Un tamponnement près de Dax - 2 morts et 17 blessés.
Un terrible accident de chemin de fer s'est produit ce matin entre Puyoô et Misson-Habas. L'express 516 est entré en collision avec le train omnibus 301 ; on compte 2 morts et de nombreux blessés. Voici comment s'est produite cette catastrophe, dont le mécanicien Viallard, du 516, arrivé cet après-midi à Bordeaux, a fait le dramatique récit :
Mon train venait de quitter Dax avec vingt-deux minutes de retard, et, désireux de regagner un peu de terrain, j'accélérais mon allure dans la limite des règlements. Un kilomètre environ avant Misson-Habas, où le rapide ne s'arrête pas, je devais faire du 85 à l'heure.
Après cette gare, se trouve un tunnel suivi d'une déclivité de terrain très rapide. A maintes reprises, lorsque je me suis trouvé en service sur cette ligne et que mon train avait éprouvé du retard, je profitais de cette pente très accusée pour faire de la vitesse et rattraper le temps perdu. Il faut croire que l'on a, quelquefois, dans la vie de sinistres pressentiments, car je ne sais pour quelle raison j'ai brusquement fermé mon régulateur en arrivant à la descente, et j'ai enrayé, dans une très grande proportion, l'allure de mon convoi.
Je ne devais marcher qu'à 60 kilomètres à l'heure environ ; tout allait bien et nous approchions de Puyoô. Cinq mille mètres nous en séparaient encore, lorsque mon chauffeur, M. Blanc, qui venait de jeter un coup d'œil sur la voie pendant que je consultais mes manomètres, se jeta sur moi et me cria avec un accent terrible : Nous sommes f..., voilà un train qui vient sur nous !
Je me précipitai vers la lunette, et je vis en effet, à six cents mètres de moi, le 301 qui grimpait la côte sur laquelle je dévalais. La voie est unique à cet endroit, et je ne pouvais avoir aucun doute. Mon parti fut vite pris ; je bondis sur mes leviers, la vapeur fut renversée et mes freins s'abaissèrent avec énergie sur les roues. Vous comprendrez facilement la commotion brusque qu'éprouvèrent les voyageurs et nous-mêmes, après une telle manœuvre ; je ne pus cependant parvenir à arrêter net mon train, qui patina encore sur plusieurs centaines de mètres.

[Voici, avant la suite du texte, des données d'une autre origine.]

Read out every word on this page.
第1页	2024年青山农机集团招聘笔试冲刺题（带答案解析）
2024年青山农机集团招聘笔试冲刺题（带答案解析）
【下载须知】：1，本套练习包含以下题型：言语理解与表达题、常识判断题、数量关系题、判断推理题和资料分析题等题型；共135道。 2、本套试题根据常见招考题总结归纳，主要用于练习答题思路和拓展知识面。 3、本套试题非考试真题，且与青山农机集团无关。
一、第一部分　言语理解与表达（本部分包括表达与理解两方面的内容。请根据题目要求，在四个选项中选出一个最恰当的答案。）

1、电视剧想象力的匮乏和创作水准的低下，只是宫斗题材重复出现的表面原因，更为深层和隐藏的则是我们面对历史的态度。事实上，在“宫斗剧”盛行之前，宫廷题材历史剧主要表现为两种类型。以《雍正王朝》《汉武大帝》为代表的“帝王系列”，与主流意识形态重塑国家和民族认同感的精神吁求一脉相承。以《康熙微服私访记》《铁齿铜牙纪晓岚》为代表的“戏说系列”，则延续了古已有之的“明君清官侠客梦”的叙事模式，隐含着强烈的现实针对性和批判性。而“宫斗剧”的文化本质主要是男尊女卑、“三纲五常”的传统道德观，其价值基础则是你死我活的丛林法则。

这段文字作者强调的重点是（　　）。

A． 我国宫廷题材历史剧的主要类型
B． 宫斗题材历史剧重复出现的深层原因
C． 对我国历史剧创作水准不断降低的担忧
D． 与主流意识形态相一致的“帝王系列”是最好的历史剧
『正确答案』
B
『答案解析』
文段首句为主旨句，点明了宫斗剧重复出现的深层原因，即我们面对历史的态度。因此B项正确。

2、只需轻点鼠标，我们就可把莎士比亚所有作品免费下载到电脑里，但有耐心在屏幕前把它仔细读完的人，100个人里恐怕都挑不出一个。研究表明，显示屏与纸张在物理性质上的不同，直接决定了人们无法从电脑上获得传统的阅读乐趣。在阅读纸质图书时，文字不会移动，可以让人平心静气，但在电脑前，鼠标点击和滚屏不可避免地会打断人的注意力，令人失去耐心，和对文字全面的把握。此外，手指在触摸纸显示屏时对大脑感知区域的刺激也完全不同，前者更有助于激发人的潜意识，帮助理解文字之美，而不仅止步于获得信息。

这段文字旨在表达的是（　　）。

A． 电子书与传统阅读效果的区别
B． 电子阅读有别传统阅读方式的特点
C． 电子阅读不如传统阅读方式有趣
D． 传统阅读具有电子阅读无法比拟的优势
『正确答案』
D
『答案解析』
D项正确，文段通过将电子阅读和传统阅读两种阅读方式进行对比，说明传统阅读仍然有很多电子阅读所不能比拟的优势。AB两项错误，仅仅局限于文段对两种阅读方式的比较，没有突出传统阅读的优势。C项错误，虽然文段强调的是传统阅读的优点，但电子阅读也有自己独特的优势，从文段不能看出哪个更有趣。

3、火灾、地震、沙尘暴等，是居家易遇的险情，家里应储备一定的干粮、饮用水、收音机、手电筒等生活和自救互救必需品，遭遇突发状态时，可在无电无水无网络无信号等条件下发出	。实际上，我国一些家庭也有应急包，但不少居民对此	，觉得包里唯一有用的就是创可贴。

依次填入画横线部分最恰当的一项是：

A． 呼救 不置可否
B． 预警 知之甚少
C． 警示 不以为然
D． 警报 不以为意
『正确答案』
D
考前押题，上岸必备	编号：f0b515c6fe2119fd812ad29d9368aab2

Voyant le grand danger que je courais, je n'eus pas une seconde d'hésitation, et quelques secondes avant le choc je me jetai sur la voie en même temps que mon chauffeur. Nous fîmes bien, car nous aurions tous deux infailliblement péri. Figurez-vous les deux locomotives englouties littéralement l'une dans l'autre, le tender de la mienne entré entièrement dans la chaudière ; bref, un spectacle affreux auquel s'ajouta encore, pour moi, la peine de voir tuer mon infortuné camarade Cuadelot, le mécanicien du 301. Le pauvre garçon n'eut sans doute pas le temps de se reconnaître. Je l'ai vu, sur sa machine, la tête horriblement broyée. Fort heureusement, son chauffeur a eu le temps d'imiter notre mouvement et a sauté sur le talus avant la collision. (...)
Les premiers secours furent promptement organisés. M. Catalogne, sénateur des Basses-Pyrénées, qui se trouvait dans l'un des convois, descendit sur la voie, recommanda aux voyageurs affolés de conserver tout leur calme, et se rendant compte de l'importance de la catastrophe, courut à pied jusqu'à la gare de Puyoô pour faire organiser un train de secours. Bientôt après les médecins de Dax et quelques-uns de leurs collègues qui voyageaient dans les deux trains se mirent à la recherche des victimes ; les blessés geignaient lamentablement. Dans un compartiment de première classe, une dame appelait son mari et sa fille ; un homme pris sous le tender suppliait qu'on l'achevât, et tandis que les uns s'organisaient, que l'on retirait un mort, deux morts, une foule énorme accourrait de toutes parts.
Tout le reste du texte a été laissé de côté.